THE Member of Parliament for Pointe-a-Pierre went almost immediately to visit the little girl who was almost mauled to death by a mad pitbull in Marabella last weekend. It was a good move as it appeared. Compared with the neglect of the family in which a mother and two young sons were butchered by the boys' deranged father in the shack they called home, on a hill in the Heights of Guanapo just before Easter, it was exemplary.
But then Christine Kangaloo had promised the people of her constituency she would be a better representative to them than anybody who had won their franchise in the past. She appears to mean business. Going to see the child, she wished for her a speedy recovery and she presented her with a toy.
Ms Kangaloo is an attorney. Whatever her thoughts on the incident with the pitbull itself, she kept to herself. She didn't share it with the girl's mother the day she visited at the nursing home. And after two days, her schedule was preventing her yesterday from responding to my own request for same.
She probably may not have known that this mad-dog had unleashed itself on more than one occasion in the past and killed other dogs in its neighbourhood. She probably didn't know either that the father of the lucky little girl had complained to the owner on several occasions in the past, about the danger the animal posed to the dozen or more little children using the yard in which it was being kept. There are senior citizens also who are potential victims, forgetting the scores of able-bodied men and woman, such as the parents of the girl.
What the lady Minister of Science, Technology and Tertiary Education may well know, however, is that attempts had been made to protect the public from incidents such as this from happening again. Several such incidents had occurred in the past, more than one of them resulting in death to the victims.
She would know, for example, that a Dangerous Dogs Bill was passed in 2000, but that it remains off the books, primarily because the Government of which she is a member and sometime acting Attorney General has decided that it is too draconian.
If so be the case, however, has the Attorney General taken any steps to fix that, and to have an acceptable one in place, providing that this would serve as a deterrent to the kind of the likelihood of last week's act of negligence?
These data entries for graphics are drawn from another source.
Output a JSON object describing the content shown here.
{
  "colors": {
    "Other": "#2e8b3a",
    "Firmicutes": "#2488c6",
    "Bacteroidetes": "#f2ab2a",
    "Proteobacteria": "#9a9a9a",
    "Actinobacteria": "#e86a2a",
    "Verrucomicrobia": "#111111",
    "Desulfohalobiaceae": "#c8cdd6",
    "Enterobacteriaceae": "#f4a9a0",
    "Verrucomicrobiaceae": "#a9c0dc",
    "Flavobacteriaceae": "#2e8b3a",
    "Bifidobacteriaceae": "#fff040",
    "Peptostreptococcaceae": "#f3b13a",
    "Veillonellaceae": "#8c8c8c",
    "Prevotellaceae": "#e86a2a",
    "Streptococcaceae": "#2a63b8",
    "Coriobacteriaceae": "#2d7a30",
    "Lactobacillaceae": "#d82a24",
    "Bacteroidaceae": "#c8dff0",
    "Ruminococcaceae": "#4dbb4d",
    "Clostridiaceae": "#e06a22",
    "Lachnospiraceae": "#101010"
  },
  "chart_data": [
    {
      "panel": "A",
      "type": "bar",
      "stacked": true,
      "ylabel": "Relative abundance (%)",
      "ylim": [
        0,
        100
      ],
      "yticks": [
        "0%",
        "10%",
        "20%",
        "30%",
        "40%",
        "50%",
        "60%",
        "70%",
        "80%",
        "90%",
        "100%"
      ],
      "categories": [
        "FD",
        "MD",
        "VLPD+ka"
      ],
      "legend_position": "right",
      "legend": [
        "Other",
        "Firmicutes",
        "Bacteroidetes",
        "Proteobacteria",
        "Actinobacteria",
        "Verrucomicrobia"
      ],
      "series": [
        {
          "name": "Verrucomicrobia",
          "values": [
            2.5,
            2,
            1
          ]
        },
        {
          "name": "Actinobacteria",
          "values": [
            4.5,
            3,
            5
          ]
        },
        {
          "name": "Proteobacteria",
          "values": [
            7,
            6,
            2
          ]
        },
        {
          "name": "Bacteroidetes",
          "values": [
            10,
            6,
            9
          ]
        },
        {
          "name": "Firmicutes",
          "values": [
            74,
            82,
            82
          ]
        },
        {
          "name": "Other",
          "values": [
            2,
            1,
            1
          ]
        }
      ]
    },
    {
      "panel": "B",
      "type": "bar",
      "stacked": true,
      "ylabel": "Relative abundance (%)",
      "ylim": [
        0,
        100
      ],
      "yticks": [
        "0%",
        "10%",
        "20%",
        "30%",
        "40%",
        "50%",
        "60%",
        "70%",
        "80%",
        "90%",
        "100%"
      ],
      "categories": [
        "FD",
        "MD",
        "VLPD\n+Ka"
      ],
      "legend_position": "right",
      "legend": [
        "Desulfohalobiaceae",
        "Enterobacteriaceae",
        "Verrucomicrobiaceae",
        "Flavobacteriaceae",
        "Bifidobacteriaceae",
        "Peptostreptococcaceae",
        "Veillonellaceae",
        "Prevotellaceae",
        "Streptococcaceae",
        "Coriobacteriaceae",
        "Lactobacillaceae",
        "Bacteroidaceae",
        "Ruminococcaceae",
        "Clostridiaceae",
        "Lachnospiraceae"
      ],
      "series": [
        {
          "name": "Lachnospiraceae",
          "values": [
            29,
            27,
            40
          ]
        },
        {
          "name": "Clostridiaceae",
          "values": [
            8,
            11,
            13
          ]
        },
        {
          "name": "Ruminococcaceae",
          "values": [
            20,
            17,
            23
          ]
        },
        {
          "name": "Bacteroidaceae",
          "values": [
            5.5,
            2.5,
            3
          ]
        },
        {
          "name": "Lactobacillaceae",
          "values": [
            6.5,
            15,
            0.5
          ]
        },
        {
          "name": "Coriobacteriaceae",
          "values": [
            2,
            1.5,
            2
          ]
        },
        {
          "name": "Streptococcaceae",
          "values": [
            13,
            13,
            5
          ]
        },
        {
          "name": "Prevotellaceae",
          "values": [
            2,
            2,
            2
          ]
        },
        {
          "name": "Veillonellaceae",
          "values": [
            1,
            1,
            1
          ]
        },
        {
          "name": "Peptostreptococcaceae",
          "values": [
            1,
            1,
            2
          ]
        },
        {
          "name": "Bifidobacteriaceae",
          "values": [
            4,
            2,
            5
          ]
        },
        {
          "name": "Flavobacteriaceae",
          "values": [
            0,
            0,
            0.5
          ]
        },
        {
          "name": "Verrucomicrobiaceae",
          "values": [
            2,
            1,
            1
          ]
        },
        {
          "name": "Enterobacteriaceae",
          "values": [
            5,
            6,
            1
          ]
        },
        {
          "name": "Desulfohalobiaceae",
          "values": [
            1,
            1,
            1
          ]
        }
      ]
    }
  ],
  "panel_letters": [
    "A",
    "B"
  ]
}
In fact is it not an act of defiance on the part of the owner against the widespread public acceptance that people ought to be protected against such attacks?
The Attorney General also has not been permitted by her schedule to respond just yet to a query about her thoughts on the matter, in light of the incident, and on the status of the Bill.
When the story was first carried in last Saturday's newspapers, the Express reported that Marabella police were conducting inquiries. They had interviewed the owner of the dog. As at yesterday's reckoning, the little girl's father had heard nothing more from the investigating officer. What he knows is that at the beginning of the inquiry a man other than the one on whose premises the dog was being kept came forward to claim ownership.
Given what he says he knows about the relations between this man and the police he holds out little hope this investigation would amount to anything. The dog has been removed from its previous place of abode, and has gone into hiding, he has reported. On the day of the incident the man who was keeping the dog, if in fact he turns out not to have been the owner, had promised to at least meet the little girl's medical expenses. Again, up to yesterday, her mother had heard nothing from him. He is her nephew, but there is bad blood between himself and the girl's father who fears that could complicate matters. Nevertheless they were planning an approach yesterday.
The distraught father was also making arrangements to get a brain scan done on his three-year-old daughter, for another examination by an ENT specialist, a third by an eye doctor. All of this occasioned by the nature of the injuries the child suffered in this near-death experience. The brain scan alone would cost $1,500 he was told.
Feeling already that he may have to go to court to get what he considers justice in this matter, he has contacted a lawyer. Sizing up the situation, the lawyer has advised him that this may be pointless, if the man with the dog turns out unable to pay whatever the court may seek to impose. He hadn't even considered either how long it would take before the matter reached that stage.
A law which was passed in the country's parliament nine years ago, to deal with a situation which presented itself to national consciousness at the time, remains without effect because a successor administration deems it too draconian. It would have made provision for proper keeping of such deadly four-legged weapons away from the innocent public. It would have created a progression in which such breeds would have been outlawed in this jurisdiction altogether.
Nothing is known to exist at the moment to hold the man responsible for last Friday's incident accountable. The dog also lives to bite another day.
I found this worthy of a reprint, especially the highlighted paragraph.